Going Deeper
Ron Kessler knew it was Felt.


Ronald Kessler was ahead of a lot of us. Not only did he call who Deep Throat was, he therefore also knew who Mark Felt was. Kessler, a former Washington Post reporter, named Felt in his 2002 book, The Bureau: The Secret History of the FBI. In it he revealed the details of a 1999 lunch Bob Woodward had with Felt, as relayed by Felt’s daughter. Kessler talked to NRO Editor Kathryn Lopez earlier this morning about Felt, Watergate, and the media.

National Review Online: You knew it was Felt. Had you put any money down? Did you get to cash in yesterday? Wish you had?

Ronald Kessler: The item made “Page Six.” What more could I ask for?

NRO: Seriously, had you any doubt it was Felt?

Kessler: No question in my mind. The combination of Mark Felt’s access–he was number two at the FBI–and what I learned when I interviewed Mark Felt for my book The Bureau: The Secret History of the FBI in 2001 from his daughter Joan made it clear he was Deep Throat. There was no other reason Woodward would have shown up unexpectedly to take Mark out to lunch in 1999 and have made such a secret about it. As his daughter told me when I interviewed Felt, Woodward had his limo park ten blocks away. That was the tip-off that Woodward had a secret relationship with Felt after all.

Also the communication techniques Felt told Woodward to use–moving a newspaper or a flower pot to signal that he wanted to meet–are classic methods used by the KGB and CIA to communicate with spies. Mark Felt was in counterintelligence during most of his career at the FBI, so he would have known those techniques.

I sat next to Carl Bernstein at the Washington Post during Watergate. Every night, Woodward would come over to Carl’s desk as Carl wrote the stories and they would discuss their sources, so I knew the claim that Deep Throat was a composite was baloney. They obviously had sources and the information turned out to be correct, so what would be the point of making up a composite figure?

NRO: Why did he do it? Was it personal?

Kessler: It was a scary time in American history. Nixon was engaged in covering up his own involvement in Watergate and actively trying to suppress the FBI investigation of Watergate. I think Mark Felt wanted to guarantee that the FBI investigation would not be suppressed by helping Woodward get the story out. Felt also was offended that Nixon had put L. Patrick Gray over him as acting FBI director. Gray became involved in Watergate improprieties himself, so Felt had a valid reason from an institutional standpoint to want Gray out.

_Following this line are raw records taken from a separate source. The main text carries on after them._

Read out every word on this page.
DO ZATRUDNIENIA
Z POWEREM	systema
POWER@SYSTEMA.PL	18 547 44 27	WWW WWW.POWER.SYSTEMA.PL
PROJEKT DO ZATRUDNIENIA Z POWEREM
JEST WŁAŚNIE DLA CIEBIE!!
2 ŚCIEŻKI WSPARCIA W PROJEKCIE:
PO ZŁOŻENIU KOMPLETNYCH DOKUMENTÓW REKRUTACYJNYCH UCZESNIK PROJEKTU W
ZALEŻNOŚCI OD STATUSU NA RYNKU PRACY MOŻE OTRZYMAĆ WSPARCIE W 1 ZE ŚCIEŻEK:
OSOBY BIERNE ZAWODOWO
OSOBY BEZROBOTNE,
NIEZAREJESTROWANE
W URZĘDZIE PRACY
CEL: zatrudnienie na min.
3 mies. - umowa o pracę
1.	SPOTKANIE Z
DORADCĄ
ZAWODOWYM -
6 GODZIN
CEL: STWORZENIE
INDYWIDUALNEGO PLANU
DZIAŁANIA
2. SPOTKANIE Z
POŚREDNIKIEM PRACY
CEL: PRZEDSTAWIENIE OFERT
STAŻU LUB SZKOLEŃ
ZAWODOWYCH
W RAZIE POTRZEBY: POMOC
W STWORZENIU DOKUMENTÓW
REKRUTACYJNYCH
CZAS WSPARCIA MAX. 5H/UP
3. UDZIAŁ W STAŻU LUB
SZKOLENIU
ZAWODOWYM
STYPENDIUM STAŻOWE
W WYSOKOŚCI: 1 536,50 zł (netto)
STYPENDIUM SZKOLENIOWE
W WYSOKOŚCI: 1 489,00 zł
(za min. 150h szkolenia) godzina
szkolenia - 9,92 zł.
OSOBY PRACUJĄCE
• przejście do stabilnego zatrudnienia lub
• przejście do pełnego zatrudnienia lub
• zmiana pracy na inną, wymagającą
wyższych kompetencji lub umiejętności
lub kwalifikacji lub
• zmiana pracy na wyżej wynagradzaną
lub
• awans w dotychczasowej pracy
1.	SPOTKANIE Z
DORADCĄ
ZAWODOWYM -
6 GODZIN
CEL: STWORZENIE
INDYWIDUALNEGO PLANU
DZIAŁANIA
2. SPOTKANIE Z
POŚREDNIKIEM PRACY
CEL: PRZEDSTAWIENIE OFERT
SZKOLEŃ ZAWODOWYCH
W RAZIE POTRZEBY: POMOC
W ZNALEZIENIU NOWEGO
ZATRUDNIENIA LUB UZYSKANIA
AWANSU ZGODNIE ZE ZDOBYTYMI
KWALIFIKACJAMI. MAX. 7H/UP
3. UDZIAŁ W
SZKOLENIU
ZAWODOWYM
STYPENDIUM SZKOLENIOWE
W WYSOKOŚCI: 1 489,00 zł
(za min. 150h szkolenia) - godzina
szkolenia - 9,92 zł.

If Nixon was kicked out of office, I’m sure Felt thought that a new president might appoint him FBI director, but I think his motives mainly were altruistic and I consider him a hero.

NRO: What does it say about the state of the FBI that a high-ranker was leaking to the Washington Post like this?

Kessler: You can be sure the FBI would not be leaking to the Washington Post today.

NRO: Was “Who Is Deep Throat” always a parlor game among Washington Post staffers? Was there a conventional wisdom about who it was?

Kessler: In the beginning, no one knew how important the story was. I twice turned down requests from my editors to replace Carl Bernstein on the story a week or two after the break in. The editors were mad at Carl because he was sloppy with his expense account. He had rented a car and left it in a garage for a month, forgetting he had rented it.

NRO: How big of a deal was Deep Throat in taking down Nixon?

Kessler: Woodward and Bernstein’s stories were critical in bringing down Nixon, but they would have had most of them without Deep Throat. The most important thing Felt did was to give them reassurance that they were on the right track when the whole federal government was after them. Woodward and Bernstein had many sources and stayed up until midnight knocking on doors. They were after the truth and wrote their stories honestly and carefully, unlike what you see in so much of journalism today!